Join Kyle Montana, reserved humanitarian, on his journey through tribulations of his tumultuous life through self exploration and the seeking of acceptance in a loathsome society, in this eye opening self narrative novel. Being a man of several talents and touching the lives of many, Kyle struggles to find solace from nearly everything life throws at him. He stares death straight in the eye, faces rejection from every direction he turns, and bears witness to several wicked measures. Kyle moves on to further successes after living through abhorrent conditions and finds reasoning with his life’s true purpose. This is a tender story of epic morals not only intended for simple reading pleasure, but also a profound view of real-life scenarios.
Review: Is it better to live your life with love and compassion, or pursue morality within the strictest confines of religion?
Bloodlines, by Carl Franklin, begins with a glimpse at the end, quite literally. In fact, the prologue describes the death of the main character, Kyle Skye Montana. It was a shocking entry into the story, but it stood up to the rest of the novella, which chronicled the trials of its hero as he seeks his own happiness.

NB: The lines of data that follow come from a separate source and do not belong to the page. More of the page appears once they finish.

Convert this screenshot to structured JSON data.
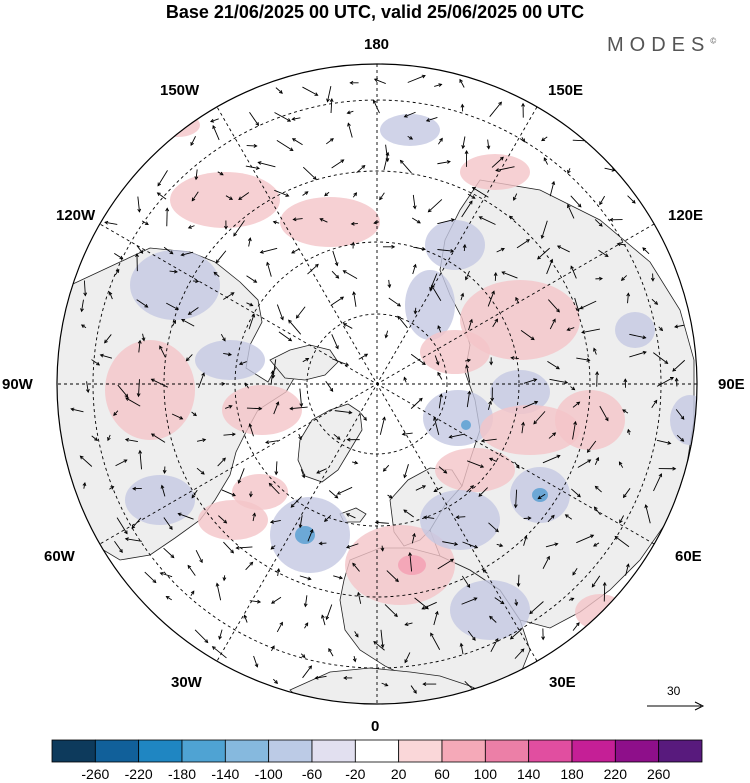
{
  "title": "Base 21/06/2025 00 UTC, valid 25/06/2025 00 UTC",
  "brand": "MODES",
  "brand_mark": "©",
  "longitude_labels": {
    "n180": "180",
    "w150": "150W",
    "e150": "150E",
    "w120": "120W",
    "e120": "120E",
    "w90": "90W",
    "e90": "90E",
    "w60": "60W",
    "e60": "60E",
    "w30": "30W",
    "e30": "30E",
    "s0": "0"
  },
  "reference_vector": {
    "value": "30"
  },
  "colorbar": {
    "ticks": [
      "-260",
      "-220",
      "-180",
      "-140",
      "-100",
      "-60",
      "-20",
      "20",
      "60",
      "100",
      "140",
      "180",
      "220",
      "260"
    ],
    "colors": [
      "#0d3a5c",
      "#11609a",
      "#1f86c2",
      "#4fa3d3",
      "#86b9de",
      "#bccbe6",
      "#e2e0f0",
      "#ffffff",
      "#fad7d9",
      "#f5a9b8",
      "#ec7fa7",
      "#e14ea0",
      "#c51f96",
      "#8e0f8a",
      "#581a7d"
    ]
  },
  "colors": {
    "land": "#eeeeee",
    "positive": "#f4c4c8",
    "negative": "#c4c8e2",
    "grid": "#000000"
  }
}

Kyle is a gay man living in a family that abhors his sexuality. After his mother's death, his father and extended family make it known that they can not tolerate his preference despite the fact that he is reserved in his behavior and lives his life with love and compassion. On top of it all, he's dealing with physical pain and trouble at work. As a result, he becomes increasingly alienated and depressed, but all the while, he works to keep a positive attitude and a smile on his face. One bad thing after another hits him, but he keeps on moving toward his goal of making it to Hollywood and becoming a screenwriter.

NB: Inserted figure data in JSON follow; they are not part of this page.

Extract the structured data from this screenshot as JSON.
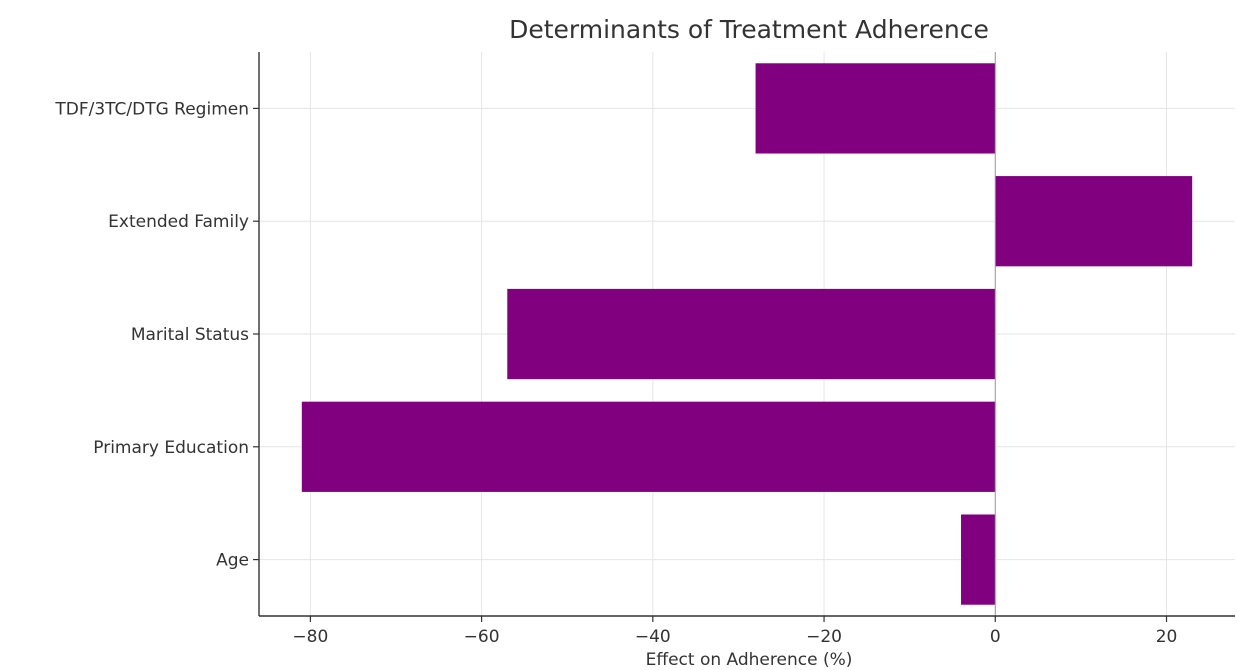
{
  "chart_data": {
    "type": "bar",
    "orientation": "horizontal",
    "title": "Determinants of Treatment Adherence",
    "xlabel": "Effect on Adherence (%)",
    "ylabel": "",
    "categories": [
      "Age",
      "Primary Education",
      "Marital Status",
      "Extended Family",
      "TDF/3TC/DTG Regimen"
    ],
    "values": [
      -4,
      -81,
      -57,
      23,
      -28
    ],
    "xlim": [
      -86,
      28
    ],
    "xticks": [
      -80,
      -60,
      -40,
      -20,
      0,
      20
    ],
    "xtick_labels": [
      "−80",
      "−60",
      "−40",
      "−20",
      "0",
      "20"
    ],
    "grid": true,
    "bar_color": "#800080"
  }
}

For a first effort by a self-published author, Bloodlines was a good story with potential. However, there were a few areas that I felt were lacking and negatively affected my reading experience.
1. The language used was stilted and formal when it didn't need to be. In some cases, the word choice pulled me so far out of the story that it was hard to keep reading. It almost felt like the author picked up a dictionary or thesaurus and was trying to use the biggest, most formal choice possible. While I don't think this was actually the case, I do think that further editing of the language would have benefited the story.
2. Kyle Montana lives in Colorado, and says that he's lived there most of his life, yet his dialogue is littered with British colloquialisms like "bloody hell", "posh", "sodding", and so on. It made it extremely difficult to make a real connection with the hero, since I couldn't figure out where he was actually supposed to be from! Not only that, the dialogue was weak in general, and didn't flow like a normal conversation, often providing way more detail than was actually necessary for the story.
3. For a commentary on morality and what it means to find happiness, Kyle's final successes were far too focused on the material things he had acquired rather than the love of his family and final acceptance achieved. I didn't care that he was wearing a Dolce & Gabbana shirt or that he was worth $240 million. I didn't care that he drove an Escalade or lived in a mansion in the Hollywood Hills. The redemption of the story should have focused on the life he had built and the relationships that were the foundation of his happiness, not the material wealth he had acquired. It undermined the underlying meaning to all the pain he had been through.
Rating: 2.5 out of 5
If you want a quick read that explores some real issues, this story is a pretty good one. At $4 on Amazon, it's not going to break the bank, and it will support an aspiring author as well as a worthwhile charity (more on that later).
In a future post I will be interviewing the author, Carl Franklin, and learning more about his background, writing process, and the charity he's supporting with the sales of this book.